Si on ne cause guère de Sonico il est probable que ce soit avant tout pour son côté latino, latino. Admettons. Car quand bien même n’a t’il pas encore traversé l’Atlantique, ce réseau social sud américain revendique tout de même 50 millions d’utilisateurs. Balancé sur la toile en 2007 par un jeune argentin, il reprend à première vue les même outils que son grand frère de Palo Alto. Création de profil rapide, même organisation de l’interface et même fonctionnalités (photos, vidéos, tchat…). L’une de ses principales orginalités repose sur la possibilité de faire coexister trois profils distincts  par utilisateurs (perso, professionnel, public). Et s’il la photo de profil répond à des règles bien plus strict que sur Facebook, Sonico offre aussi la possibilité de « customiser » son interface. Un pari sur la personnalisation et à mi chemin entre Viadéo et Facebook, certes évident, mais qu’ignore la firme de Zuckerberg dont les innovations à destination du public flirtent souvent entre le, « peut mieux faire » et l’exploitation des données privés. 

 

Comme autant de passions et de business possibles, la démultiplication des réseaux sociaux est désormais acquise.

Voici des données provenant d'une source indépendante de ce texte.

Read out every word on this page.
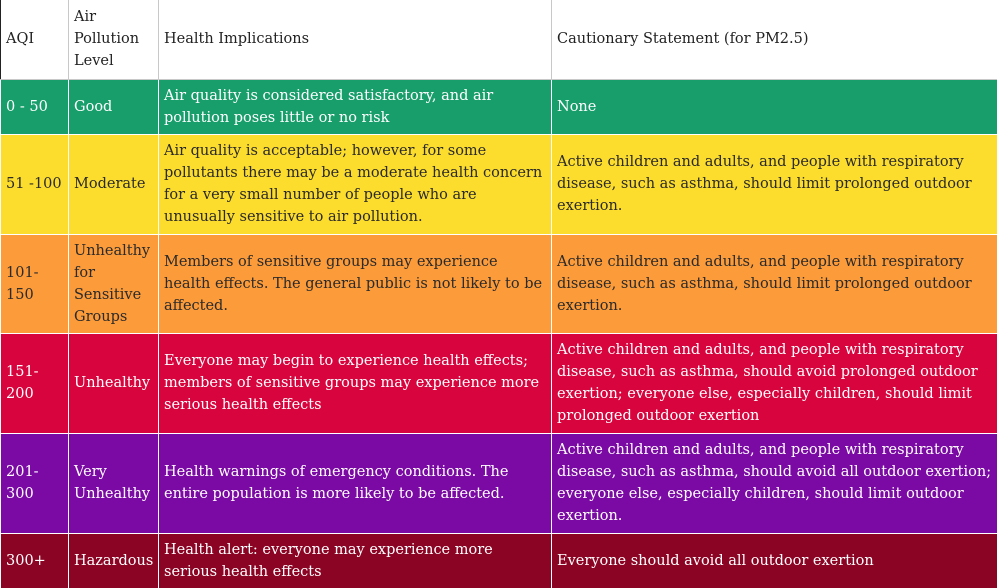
AQI	Air Pollution Level	Health Implications	Cautionary Statement (for PM2.5)
0 - 50	Good	Air quality is considered satisfactory, and air pollution poses little or no risk	None
51 -100	Moderate	Air quality is acceptable; however, for some pollutants there may be a moderate health concern for a very small number of people who are unusually sensitive to air pollution.	Active children and adults, and people with respiratory disease, such as asthma, should limit prolonged outdoor exertion.
101-150	Unhealthy for Sensitive Groups	Members of sensitive groups may experience health effects. The general public is not likely to be affected.	Active children and adults, and people with respiratory disease, such as asthma, should limit prolonged outdoor exertion.
151-200	Unhealthy	Everyone may begin to experience health effects; members of sensitive groups may experience more serious health effects	Active children and adults, and people with respiratory disease, such as asthma, should avoid prolonged outdoor exertion; everyone else, especially children, should limit prolonged outdoor exertion
201-300	Very Unhealthy	Health warnings of emergency conditions. The entire population is more likely to be affected.	Active children and adults, and people with respiratory disease, such as asthma, should avoid all outdoor exertion; everyone else, especially children, should limit outdoor exertion.
300+	Hazardous	Health alert: everyone may experience more serious health effects	Everyone should avoid all outdoor exertion
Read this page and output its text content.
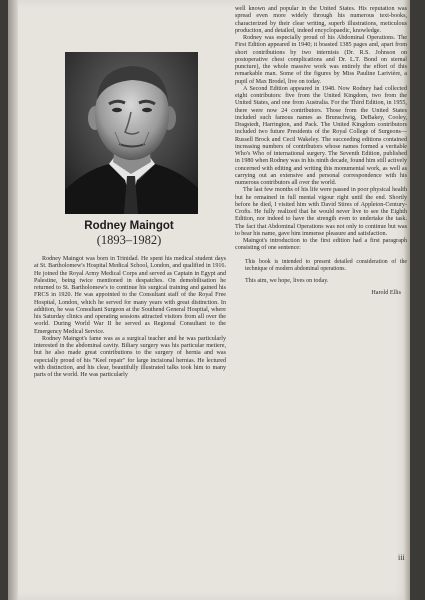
Rodney Maingot
(1893–1982)

Rodney Maingot was born in Trinidad. He spent his medical student days at St. Bartholomew's Hospital Medical School, London, and qualified in 1916. He joined the Royal Army Medical Corps and served as Captain in Egypt and Palestine, being twice mentioned in despatches. On demobilisation he returned to St. Bartholomew's to continue his surgical training and gained his FRCS in 1920. He was appointed to the Consultant staff of the Royal Free Hospital, London, which he served for many years with great distinction. In addition, he was Consultant Surgeon at the Southend General Hospital, where his Saturday clinics and operating sessions attracted visitors from all over the world. During World War II he served as Regional Consultant to the Emergency Medical Service.

Rodney Maingot's fame was as a surgical teacher and he was particularly interested in the abdominal cavity. Biliary surgery was his particular metiere, but he also made great contributions to the surgery of hernia and was especially proud of his "Keel repair" for large incisional hernias. He lectured with distinction, and his clear, beautifully illustrated talks took him to many parts of the world. He was particularly

well known and popular in the United States. His reputation was spread even more widely through his numerous text-books, characterized by their clear writing, superb illustrations, meticulous production, and detailed, indeed encyclopaedic, knowledge.

Rodney was especially proud of his Abdominal Operations. The First Edition appeared in 1940; it boasted 1385 pages and, apart from short contributions by two internists (Dr. R.S. Johnson on postoperative chest complications and Dr. L.T. Bond on sternal puncture), the whole massive work was entirely the effort of this remarkable man. Some of the figures by Miss Pauline Larivière, a pupil of Max Brodel, live on today.

A Second Edition appeared in 1948. Now Rodney had collected eight contributors: five from the United Kingdom, two from the United States, and one from Australia. For the Third Edition, in 1955, there were now 24 contributors. Those from the United States included such famous names as Brunschwig, DeBakey, Cooley, Dragstedt, Harrington, and Pack. The United Kingdom contributors included two future Presidents of the Royal College of Surgeons—Russell Brock and Cecil Wakeley. The succeeding editions contained increasing numbers of contributors whose names formed a veritable Who's Who of international surgery. The Seventh Edition, published in 1980 when Rodney was in his ninth decade, found him still actively concerned with editing and writing this monumental work, as well as carrying out an extensive and personal correspondence with his numerous contributors all over the world.

The last few months of his life were passed in poor physical health but he remained in full mental vigour right until the end. Shortly before he died, I visited him with David Stires of Appleton-Century-Crofts. He fully realized that he would never live to see the Eighth Edition, nor indeed to have the strength even to undertake the task. The fact that Abdominal Operations was not only to continue but was to bear his name, gave him immense pleasure and satisfaction.

Maingot's introduction to the first edition had a first paragraph consisting of one sentence:

This book is intended to present detailed consideration of the technique of modern abdominal operations.

This aim, we hope, lives on today.

Harold Ellis

iii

On peut notamment penser à MySpace dont la vente va peut être laisser sur le carreau toute une communauté d’artistes musiciens, probablement désireuse de se retrouver ailleurs que sur Facebook. 

 


Avec Chatter l’éditeur Saleforce s’immisce dans un marché à déflorer, celui du réseau social appliqué à l’entreprise. Reprenant les composantes classiques (profil, mise à jour…), il permet surtout d’impulser de la transversalité au sein des entreprises (partage de fichiers, brainstorming, gestion de projets…). En gros, éliminer les barrières entre services, individus et aussi entre les entreprises elle même. En mode public ou privé Chatter est accessible via une adresse email professionnelle, avec une version gratuite et un format payant à 15 euros / mois. Une interactivité et une fluidité pleine de bon sens, encore faudra t’il ranger l’intranet de la génération X au placard.